Our beach days have been limited by rain this year, as La NiƱa whips up the wind, drives the waves, and drops temperatures, and even those days with time spent on the sand have been brief forays, short walks instead of long mornings. On one of those recently, I noticed for the first time a craggy shape to the horizon, to the point that I pulled out my phone and checked Google maps to see if there was, just beyond Manly Beach, a land mass I had been unaware of. Any horizon I’d ever seen to that point had been knife-edge straight.
Realising–re-seeing–something anew can be disorienting. A jagged horizon made no sense to me until I understood that the same wind tossing massive waves onto the shore was churning the ones further out, too, turning a straight-edge into a serrated one, and forever changing my expectations upon gazing into the water’s distance. I showed it to the boys (teaching moments!), telling them what it had taken me forty-four years to learn, the world suddenly bigger in a small way.
Expectations, flipped upside down and turned inside out, become invitations. At this year’s cross-country carnival, I expected most of my cardio to come in the form of helping The Kid finish his three one-kilometre loops of the course, the way I did last year, unexpectedly and in a less supportive bra (#liveandlearn). Little did I know that my pulse would raise more in response to what happened with Little Brother.

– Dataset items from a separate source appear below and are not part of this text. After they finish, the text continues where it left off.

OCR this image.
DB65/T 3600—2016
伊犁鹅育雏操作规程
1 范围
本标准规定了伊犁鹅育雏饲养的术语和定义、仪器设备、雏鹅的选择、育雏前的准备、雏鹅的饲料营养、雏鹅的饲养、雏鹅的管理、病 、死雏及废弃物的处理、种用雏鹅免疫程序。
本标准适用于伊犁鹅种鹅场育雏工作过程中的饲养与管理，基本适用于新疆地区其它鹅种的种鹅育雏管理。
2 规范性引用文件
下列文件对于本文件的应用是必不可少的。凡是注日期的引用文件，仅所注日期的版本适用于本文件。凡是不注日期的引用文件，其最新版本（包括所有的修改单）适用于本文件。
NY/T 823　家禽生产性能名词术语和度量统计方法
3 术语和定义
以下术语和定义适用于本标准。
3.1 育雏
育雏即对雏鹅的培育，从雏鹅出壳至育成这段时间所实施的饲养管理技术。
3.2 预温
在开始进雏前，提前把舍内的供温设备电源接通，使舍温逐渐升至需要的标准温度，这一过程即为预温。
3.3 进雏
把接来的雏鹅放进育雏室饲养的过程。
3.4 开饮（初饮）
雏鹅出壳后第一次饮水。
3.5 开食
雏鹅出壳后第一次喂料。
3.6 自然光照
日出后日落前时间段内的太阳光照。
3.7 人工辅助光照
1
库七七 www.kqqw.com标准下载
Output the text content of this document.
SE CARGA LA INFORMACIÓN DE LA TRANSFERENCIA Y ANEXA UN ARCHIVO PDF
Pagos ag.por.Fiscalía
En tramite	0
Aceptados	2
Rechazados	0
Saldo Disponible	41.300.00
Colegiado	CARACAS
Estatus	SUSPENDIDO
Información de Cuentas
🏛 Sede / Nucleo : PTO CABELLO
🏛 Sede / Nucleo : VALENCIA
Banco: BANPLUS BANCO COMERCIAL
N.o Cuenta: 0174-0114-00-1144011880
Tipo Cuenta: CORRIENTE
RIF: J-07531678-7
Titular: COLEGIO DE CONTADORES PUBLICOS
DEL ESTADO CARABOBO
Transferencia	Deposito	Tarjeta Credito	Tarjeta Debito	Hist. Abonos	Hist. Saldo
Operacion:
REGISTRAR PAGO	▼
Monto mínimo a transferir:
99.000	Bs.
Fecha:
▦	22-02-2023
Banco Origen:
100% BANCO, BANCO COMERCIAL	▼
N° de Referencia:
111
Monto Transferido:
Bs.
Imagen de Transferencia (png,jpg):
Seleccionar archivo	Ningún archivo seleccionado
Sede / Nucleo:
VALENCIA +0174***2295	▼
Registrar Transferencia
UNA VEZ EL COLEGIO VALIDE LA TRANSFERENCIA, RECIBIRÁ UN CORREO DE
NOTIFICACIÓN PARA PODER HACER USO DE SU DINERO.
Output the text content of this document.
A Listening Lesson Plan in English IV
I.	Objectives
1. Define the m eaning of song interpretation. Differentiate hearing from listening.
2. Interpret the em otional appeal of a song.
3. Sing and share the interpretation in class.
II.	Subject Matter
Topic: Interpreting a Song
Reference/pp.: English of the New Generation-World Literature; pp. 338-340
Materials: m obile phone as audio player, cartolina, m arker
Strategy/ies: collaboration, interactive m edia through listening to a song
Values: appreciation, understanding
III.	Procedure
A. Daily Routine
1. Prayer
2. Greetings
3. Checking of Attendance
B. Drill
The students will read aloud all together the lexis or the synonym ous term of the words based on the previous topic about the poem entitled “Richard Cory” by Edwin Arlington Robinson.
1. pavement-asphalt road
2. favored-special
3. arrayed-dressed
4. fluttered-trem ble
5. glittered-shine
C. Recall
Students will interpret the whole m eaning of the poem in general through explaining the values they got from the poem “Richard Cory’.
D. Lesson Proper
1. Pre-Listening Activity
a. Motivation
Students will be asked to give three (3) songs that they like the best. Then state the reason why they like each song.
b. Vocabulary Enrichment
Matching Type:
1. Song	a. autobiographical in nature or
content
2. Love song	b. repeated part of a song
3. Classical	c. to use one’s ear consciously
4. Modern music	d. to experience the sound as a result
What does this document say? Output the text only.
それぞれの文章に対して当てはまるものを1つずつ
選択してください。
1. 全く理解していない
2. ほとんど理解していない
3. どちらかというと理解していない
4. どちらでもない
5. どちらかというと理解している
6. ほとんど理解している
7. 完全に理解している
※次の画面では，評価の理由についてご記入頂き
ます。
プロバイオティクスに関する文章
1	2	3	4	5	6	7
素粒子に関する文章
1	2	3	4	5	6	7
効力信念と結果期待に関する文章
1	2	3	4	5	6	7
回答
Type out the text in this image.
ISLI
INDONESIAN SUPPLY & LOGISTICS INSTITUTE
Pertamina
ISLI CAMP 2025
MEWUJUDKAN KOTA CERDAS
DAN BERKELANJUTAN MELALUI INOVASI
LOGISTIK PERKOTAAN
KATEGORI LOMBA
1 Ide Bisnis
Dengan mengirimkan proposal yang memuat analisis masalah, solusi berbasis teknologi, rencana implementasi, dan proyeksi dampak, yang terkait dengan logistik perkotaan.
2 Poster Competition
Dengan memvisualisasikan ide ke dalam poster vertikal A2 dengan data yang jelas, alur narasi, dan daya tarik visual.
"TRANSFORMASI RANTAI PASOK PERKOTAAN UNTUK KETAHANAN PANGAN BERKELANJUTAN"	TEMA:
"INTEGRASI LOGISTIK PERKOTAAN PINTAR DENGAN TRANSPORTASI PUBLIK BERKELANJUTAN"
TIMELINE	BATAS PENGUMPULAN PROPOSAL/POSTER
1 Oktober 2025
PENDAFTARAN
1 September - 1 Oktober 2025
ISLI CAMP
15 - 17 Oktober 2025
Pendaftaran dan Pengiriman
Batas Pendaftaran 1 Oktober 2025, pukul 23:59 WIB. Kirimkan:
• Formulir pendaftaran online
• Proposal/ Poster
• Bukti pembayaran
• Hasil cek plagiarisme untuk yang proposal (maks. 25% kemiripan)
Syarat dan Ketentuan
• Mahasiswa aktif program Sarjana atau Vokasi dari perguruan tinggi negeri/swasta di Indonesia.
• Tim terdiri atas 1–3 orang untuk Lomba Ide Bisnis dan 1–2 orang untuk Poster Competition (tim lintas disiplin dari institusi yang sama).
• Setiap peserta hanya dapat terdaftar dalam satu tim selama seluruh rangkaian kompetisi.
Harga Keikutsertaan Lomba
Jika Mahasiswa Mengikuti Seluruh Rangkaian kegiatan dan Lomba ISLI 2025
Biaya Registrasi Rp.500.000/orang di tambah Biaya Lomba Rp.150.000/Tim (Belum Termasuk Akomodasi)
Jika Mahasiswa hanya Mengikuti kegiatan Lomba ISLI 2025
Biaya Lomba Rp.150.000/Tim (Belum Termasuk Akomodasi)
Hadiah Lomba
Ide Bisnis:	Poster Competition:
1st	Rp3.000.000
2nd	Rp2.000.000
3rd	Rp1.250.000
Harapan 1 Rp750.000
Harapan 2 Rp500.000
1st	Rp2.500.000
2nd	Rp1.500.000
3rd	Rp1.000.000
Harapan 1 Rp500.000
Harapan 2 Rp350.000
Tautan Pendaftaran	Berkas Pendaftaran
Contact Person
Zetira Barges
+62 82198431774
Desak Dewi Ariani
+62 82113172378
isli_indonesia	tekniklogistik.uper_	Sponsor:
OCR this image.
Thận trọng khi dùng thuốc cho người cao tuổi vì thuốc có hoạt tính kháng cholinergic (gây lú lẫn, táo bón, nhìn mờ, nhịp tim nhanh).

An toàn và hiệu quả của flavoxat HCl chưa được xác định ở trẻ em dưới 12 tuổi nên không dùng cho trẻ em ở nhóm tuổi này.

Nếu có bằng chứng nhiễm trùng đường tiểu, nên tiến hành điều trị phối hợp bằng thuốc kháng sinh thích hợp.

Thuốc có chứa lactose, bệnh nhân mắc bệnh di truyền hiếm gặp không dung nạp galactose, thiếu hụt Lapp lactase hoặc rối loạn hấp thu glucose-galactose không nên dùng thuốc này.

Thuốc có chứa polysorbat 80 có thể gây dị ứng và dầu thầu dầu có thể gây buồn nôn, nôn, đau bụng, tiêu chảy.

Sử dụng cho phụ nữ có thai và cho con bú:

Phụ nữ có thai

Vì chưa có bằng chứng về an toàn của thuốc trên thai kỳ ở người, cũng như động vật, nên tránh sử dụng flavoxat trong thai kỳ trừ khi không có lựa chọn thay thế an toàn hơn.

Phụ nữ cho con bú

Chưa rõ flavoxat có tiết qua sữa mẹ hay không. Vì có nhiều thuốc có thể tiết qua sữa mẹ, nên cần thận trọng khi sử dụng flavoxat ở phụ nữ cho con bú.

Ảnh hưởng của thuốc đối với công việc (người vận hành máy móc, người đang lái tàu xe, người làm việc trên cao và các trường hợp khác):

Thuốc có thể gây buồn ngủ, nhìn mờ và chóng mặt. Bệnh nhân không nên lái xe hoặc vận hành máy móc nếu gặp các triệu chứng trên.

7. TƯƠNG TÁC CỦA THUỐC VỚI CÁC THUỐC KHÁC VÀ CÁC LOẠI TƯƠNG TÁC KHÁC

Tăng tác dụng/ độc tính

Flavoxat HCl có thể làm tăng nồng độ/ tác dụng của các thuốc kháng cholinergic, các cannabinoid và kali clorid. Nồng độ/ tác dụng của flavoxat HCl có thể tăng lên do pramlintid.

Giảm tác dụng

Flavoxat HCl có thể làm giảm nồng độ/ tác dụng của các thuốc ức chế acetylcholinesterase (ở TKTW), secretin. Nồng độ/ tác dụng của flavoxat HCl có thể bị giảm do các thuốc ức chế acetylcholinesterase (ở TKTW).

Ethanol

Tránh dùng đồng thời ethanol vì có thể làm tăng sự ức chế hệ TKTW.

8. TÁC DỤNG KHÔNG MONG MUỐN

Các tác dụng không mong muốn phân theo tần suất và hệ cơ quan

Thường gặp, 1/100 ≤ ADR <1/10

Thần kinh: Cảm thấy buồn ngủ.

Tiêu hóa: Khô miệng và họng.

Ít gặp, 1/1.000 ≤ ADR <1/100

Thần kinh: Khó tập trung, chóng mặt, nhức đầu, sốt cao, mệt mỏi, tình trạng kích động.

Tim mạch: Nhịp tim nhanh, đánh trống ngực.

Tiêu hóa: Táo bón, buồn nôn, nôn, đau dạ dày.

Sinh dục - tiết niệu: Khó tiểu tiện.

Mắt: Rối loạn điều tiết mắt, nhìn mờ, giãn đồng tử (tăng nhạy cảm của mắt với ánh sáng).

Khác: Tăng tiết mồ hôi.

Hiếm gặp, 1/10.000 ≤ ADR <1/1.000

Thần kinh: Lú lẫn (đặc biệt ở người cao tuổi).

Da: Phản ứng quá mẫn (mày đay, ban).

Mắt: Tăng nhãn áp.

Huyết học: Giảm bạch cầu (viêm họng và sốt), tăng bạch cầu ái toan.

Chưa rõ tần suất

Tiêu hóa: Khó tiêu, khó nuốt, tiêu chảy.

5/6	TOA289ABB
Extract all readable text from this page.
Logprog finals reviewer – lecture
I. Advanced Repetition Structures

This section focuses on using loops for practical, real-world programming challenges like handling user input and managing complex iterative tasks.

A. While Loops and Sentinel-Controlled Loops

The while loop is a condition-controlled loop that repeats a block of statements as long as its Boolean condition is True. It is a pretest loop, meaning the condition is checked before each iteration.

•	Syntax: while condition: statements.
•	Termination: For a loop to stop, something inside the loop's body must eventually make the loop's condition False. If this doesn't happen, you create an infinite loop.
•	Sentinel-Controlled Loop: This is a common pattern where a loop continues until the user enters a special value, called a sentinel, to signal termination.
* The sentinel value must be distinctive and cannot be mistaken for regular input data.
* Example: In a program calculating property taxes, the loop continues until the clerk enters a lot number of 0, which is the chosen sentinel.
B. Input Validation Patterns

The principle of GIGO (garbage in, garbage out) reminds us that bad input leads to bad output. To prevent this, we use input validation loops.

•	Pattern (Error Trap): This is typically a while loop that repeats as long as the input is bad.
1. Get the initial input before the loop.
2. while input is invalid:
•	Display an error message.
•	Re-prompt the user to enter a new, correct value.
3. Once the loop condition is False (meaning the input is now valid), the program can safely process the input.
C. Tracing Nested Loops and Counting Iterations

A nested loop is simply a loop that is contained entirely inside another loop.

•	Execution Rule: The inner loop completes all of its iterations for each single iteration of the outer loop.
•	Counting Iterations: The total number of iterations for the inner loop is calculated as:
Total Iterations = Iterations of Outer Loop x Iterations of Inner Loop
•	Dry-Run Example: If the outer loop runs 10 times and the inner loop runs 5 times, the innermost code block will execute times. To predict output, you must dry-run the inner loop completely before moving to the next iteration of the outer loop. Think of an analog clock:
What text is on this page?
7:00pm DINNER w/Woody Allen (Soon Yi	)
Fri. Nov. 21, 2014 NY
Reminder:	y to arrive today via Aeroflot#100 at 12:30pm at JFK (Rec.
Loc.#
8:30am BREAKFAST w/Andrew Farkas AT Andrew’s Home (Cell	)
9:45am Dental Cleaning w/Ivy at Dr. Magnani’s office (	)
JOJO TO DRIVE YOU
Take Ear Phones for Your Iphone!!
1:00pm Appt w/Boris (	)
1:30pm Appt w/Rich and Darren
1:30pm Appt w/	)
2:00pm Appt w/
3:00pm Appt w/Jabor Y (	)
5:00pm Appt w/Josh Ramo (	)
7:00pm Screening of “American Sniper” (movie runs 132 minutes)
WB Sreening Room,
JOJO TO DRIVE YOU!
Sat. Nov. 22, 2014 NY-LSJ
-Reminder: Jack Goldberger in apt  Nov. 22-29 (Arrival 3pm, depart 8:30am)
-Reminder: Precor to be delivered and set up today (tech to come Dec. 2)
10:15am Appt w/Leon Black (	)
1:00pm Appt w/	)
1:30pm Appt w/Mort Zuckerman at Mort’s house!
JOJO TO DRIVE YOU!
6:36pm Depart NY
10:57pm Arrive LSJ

When he crossed the finish line, I missed it because I was sorting out TK at the starting line–and because he, LB, got to those cones a bit earlier than expected. He ran to me, waving a card that read “First Place,” and I embraced him through my surprise until I heard some of the surrounding kids and parents start shouting words like cheat.
Apparently LB, in his excitement and confusion over traversing the course for his first time ever, had taken a wrong turn and cut out part of the loop, beating the kids who had been ahead of him and leading to their accusations of cheating–accusations quickly picked up and hurled by their parents. LB was quickly reduced to tears, having no idea of the mistake he made and no intentions of cheating (seriously, if you know this kid, you know he’s (a) honest to a fault, and (b) way too afraid of getting in trouble to pull a stunt like that). I approached one of the mums who was freely tossing out insults and asked her what was going on. Quickly, she backed off, but my blood pressure was shot to shit by then anyway, and the rest of the day was spent sorting the situation out and unsuccessfully trying to calm myself down (rather than imagining a world in which my comebacks are somehow both well-thought-out and immediate and leave my nemeses crumpled on the ground).
Long story (or cross-country course) short, it was all worked out in the end and became a teaching opportunity for all of us, I daresay (except the douchebags at the finish line, who will likely continue their Reigns of Asshattery throughout their lives, not that I’m bitter, but grow the f*** up). LB will place and advance to the inter-school level because of his status before the cut-through debacle, and we both learned important lessons about honesty and character and how to construct a shiv using only anger and a stick.
And though it may seem I’ve broken my promise to Get Past It by writing on it now, I also know that Getting Past Things is overrated before reflection (in the form of writing or therapy or both) has occurred. I also know, now, that rather than meeting my expectations, the day turned into an invitation to something deeper: the truth that I am not just one of my sons’ advocates, though that advocacy may look different on behalf of each. That the world is pock-marked with icky moments and disappointing people (including, very often, me) but it’s also full of people who have our backs. That the best stories, and horizons, have dips and rises and twists and turns, which can be off-putting before they are beautiful and leave all the more room for the ministry of the unexpected, or as I like to call it, grace.